Wir haben reagiert, indem wir einen Flyer verteilt haben, der vielleicht ein wenig zum Denken anregt.

Es ist quasi unmöglich so ein komplexes Thema auf einer A5 Seite zusammenzufassen, aber immerhin haben wir mehr als zwei unzusammenhängende Sätze zusammengekriegt.

Hier der Inhalt des verteilten Materials, den Inhalt findest du zum Download unter „Material“ :


Ursachen und nicht Flüchtlinge bekämpfen!
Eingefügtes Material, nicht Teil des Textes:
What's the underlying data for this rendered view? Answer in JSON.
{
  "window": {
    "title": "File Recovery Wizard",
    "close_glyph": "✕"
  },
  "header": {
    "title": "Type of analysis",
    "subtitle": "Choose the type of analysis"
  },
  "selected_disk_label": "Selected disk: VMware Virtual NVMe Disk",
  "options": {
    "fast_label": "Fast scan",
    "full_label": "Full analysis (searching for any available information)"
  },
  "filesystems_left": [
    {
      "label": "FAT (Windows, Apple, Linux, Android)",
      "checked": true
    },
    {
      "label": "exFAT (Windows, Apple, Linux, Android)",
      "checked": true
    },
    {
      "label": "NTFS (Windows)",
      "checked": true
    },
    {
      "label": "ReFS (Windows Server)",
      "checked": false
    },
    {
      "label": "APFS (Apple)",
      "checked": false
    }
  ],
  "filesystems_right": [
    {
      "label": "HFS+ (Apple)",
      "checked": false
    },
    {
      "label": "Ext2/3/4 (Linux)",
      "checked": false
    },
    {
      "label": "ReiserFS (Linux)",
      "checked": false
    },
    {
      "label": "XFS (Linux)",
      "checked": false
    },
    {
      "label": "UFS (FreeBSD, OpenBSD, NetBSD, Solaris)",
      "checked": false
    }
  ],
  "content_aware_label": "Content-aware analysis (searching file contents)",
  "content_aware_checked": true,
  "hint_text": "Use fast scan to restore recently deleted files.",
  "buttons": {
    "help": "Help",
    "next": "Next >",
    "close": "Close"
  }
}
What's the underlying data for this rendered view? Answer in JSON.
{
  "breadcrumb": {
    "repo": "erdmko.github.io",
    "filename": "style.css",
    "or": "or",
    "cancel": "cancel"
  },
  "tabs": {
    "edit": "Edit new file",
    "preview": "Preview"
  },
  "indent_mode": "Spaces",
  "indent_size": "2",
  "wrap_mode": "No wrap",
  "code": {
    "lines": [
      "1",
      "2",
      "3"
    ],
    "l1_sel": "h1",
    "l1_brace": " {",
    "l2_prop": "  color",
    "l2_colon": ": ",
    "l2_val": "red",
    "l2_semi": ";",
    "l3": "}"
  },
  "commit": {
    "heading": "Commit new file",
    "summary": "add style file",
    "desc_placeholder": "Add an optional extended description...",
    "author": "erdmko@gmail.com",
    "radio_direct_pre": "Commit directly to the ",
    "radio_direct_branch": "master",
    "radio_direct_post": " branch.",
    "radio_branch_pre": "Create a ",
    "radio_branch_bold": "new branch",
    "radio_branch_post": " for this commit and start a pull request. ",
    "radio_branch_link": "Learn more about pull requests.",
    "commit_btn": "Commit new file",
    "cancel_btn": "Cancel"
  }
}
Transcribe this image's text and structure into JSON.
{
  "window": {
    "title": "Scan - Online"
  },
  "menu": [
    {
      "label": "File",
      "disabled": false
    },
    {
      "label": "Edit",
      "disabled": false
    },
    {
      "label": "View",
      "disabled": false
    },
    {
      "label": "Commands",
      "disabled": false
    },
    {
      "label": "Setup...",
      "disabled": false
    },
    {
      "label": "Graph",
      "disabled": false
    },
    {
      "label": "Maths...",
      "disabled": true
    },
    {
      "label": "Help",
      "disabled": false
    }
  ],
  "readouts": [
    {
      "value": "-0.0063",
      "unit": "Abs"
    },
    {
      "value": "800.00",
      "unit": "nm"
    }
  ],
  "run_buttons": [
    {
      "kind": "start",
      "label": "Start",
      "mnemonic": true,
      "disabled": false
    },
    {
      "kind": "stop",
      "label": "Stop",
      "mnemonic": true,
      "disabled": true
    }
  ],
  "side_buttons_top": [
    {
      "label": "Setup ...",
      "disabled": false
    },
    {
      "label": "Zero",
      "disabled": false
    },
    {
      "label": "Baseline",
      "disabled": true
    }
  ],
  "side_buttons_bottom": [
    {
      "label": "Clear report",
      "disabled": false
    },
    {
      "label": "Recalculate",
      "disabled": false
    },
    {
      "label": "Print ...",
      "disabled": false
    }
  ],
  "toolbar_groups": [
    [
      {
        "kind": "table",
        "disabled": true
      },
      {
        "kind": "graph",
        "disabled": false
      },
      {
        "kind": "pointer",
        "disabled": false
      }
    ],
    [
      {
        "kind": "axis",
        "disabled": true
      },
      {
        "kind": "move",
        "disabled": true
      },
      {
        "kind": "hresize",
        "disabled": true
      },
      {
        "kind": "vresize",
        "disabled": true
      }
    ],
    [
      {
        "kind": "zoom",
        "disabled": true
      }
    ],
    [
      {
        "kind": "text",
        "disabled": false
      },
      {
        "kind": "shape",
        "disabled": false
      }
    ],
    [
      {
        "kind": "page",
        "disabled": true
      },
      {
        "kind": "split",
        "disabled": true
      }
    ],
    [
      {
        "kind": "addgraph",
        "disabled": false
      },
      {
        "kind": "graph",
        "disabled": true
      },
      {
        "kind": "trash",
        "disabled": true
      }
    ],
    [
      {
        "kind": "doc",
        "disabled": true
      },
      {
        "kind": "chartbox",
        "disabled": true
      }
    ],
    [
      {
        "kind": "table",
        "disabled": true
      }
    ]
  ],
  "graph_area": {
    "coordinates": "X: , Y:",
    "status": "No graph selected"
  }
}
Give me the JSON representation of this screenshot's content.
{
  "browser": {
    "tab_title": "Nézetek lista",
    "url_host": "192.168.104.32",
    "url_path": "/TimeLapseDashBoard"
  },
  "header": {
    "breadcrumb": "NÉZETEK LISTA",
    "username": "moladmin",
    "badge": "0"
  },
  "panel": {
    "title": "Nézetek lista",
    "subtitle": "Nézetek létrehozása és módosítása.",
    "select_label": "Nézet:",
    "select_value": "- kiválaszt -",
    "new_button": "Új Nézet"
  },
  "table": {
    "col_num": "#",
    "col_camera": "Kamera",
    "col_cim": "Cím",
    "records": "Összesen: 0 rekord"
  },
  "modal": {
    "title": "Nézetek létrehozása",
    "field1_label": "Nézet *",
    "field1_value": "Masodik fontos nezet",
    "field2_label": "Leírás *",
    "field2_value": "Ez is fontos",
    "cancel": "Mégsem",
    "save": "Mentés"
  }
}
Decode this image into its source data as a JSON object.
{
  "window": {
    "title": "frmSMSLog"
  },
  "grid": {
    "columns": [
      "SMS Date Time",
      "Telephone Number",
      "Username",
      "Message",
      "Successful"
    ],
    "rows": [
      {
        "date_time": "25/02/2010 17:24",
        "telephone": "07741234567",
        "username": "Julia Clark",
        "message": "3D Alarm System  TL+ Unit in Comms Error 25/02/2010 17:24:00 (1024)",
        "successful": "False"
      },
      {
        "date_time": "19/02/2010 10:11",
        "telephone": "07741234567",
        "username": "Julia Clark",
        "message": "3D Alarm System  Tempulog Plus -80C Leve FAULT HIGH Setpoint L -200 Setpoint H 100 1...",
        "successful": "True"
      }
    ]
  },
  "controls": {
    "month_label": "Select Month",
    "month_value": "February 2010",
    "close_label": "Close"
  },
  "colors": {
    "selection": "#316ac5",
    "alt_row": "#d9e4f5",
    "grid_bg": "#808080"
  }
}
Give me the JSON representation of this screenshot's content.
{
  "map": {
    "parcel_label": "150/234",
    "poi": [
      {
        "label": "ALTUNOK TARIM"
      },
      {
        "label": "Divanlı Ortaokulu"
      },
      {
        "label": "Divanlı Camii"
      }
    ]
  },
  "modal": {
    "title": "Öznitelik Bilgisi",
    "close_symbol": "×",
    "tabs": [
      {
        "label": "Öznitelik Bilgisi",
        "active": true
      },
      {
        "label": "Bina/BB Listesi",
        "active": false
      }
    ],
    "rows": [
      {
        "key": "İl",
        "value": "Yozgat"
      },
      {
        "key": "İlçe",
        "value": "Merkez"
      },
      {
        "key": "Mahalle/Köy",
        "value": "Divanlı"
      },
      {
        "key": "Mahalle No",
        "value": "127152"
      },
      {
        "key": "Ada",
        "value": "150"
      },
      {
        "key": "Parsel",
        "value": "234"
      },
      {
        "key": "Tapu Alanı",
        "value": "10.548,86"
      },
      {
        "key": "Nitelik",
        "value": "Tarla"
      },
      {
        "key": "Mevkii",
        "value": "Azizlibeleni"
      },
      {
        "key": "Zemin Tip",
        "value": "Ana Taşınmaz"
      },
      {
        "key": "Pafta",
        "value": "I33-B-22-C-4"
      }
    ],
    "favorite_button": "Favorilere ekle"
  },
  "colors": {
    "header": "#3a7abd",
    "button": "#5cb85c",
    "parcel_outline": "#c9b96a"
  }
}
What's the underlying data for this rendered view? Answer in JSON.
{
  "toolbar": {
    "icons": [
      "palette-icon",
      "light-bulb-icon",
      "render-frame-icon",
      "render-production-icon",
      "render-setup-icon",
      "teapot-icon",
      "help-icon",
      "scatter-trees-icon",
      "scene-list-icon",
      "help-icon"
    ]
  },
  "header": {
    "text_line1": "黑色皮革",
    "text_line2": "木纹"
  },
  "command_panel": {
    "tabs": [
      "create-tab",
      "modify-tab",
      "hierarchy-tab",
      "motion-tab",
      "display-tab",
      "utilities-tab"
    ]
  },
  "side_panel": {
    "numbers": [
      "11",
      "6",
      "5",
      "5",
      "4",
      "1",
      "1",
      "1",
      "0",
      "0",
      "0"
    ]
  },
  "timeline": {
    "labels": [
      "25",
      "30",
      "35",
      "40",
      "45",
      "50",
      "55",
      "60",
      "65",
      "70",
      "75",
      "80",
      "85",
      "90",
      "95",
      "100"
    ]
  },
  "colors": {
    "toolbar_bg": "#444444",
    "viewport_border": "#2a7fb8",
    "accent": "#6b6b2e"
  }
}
Liebe Anwohnerinnen, liebe Anwohner,
wie Sie bestimmt in letzter Zeit mitbekommen und sicherlich auch aus den regionalen Zeitungen erfahren haben, wird das Asylbewerberheim „Haus Hoffnung“ in Fürstenwalde erweitert. Dies bedeutet, dass mehr Flüchtlinge aus verschiedenen Ländern untergebracht werden.

Diese Situation nutzen Parteien wie die NPD aus, um eine Welle der Hysterie und Angst gegen diese Menschen zu schüren, indem sie behaupten, dass durch mehr Asylbewerber_innen die Kriminalität steigt, oder dass diese mehr Geld als Arbeitslose bekommen würden.
Dies ist FALSCH!

Was treibt eigentlich einen Menschen dazu, seine Heimat zu verlassen?
Der Grund, warum Menschen auf der Flucht sind, liegt darin, dass in ihren Ländern Krieg herrscht, oder sie politisch verfolgt werden.
Die Länder, aus welchen die Menschen zu uns kommen, weisen meist eine instabile Staatsstruktur (Korruption in Ämtern, bei der Polizei, Gerichten etc.) auf, oder wurden von Ländern wie den USA, Großbritannien, Frankreich, oder auch Deutschland mit Krieg überzogen. Oft stehen hier globale wirtschaftliche Interessen vor dem Interesse der Menschen vor Ort.
Diese wirtschaftlichen Interessen sehen im Regelfall so aus, dass die Lieferungen für Rohstoffe, welche benötigt werden um UNS ein möglichst schönes Leben zu ermöglichen, gesichert werden sollen (z.B. Rohöl).

Fakt ist auch, dass eine Aussage zur Kriminalitätssteigerung durch Asylbewerber_innen nicht getroffen werden kann!

Wenn man bei der Polizei oder anderen Ämtern statistische Angaben zu dieser Frage erhalten möchte, dann ist dies nicht möglich, da die Polizei nur Angaben zur Häufigkeit macht, aber nie zur Herkunft derer, durch die sie begangen werden. Gewisse Straftaten können auch nur von Asylbewerber_innen begangen werden, dies sind Verstöße gegen die Aufenthaltsbestimmungen.

Heißen wir die neuen Bewohner_innen in unserer Stadt willkommen!
Kein Ort für Nazis und Rassisten_innen!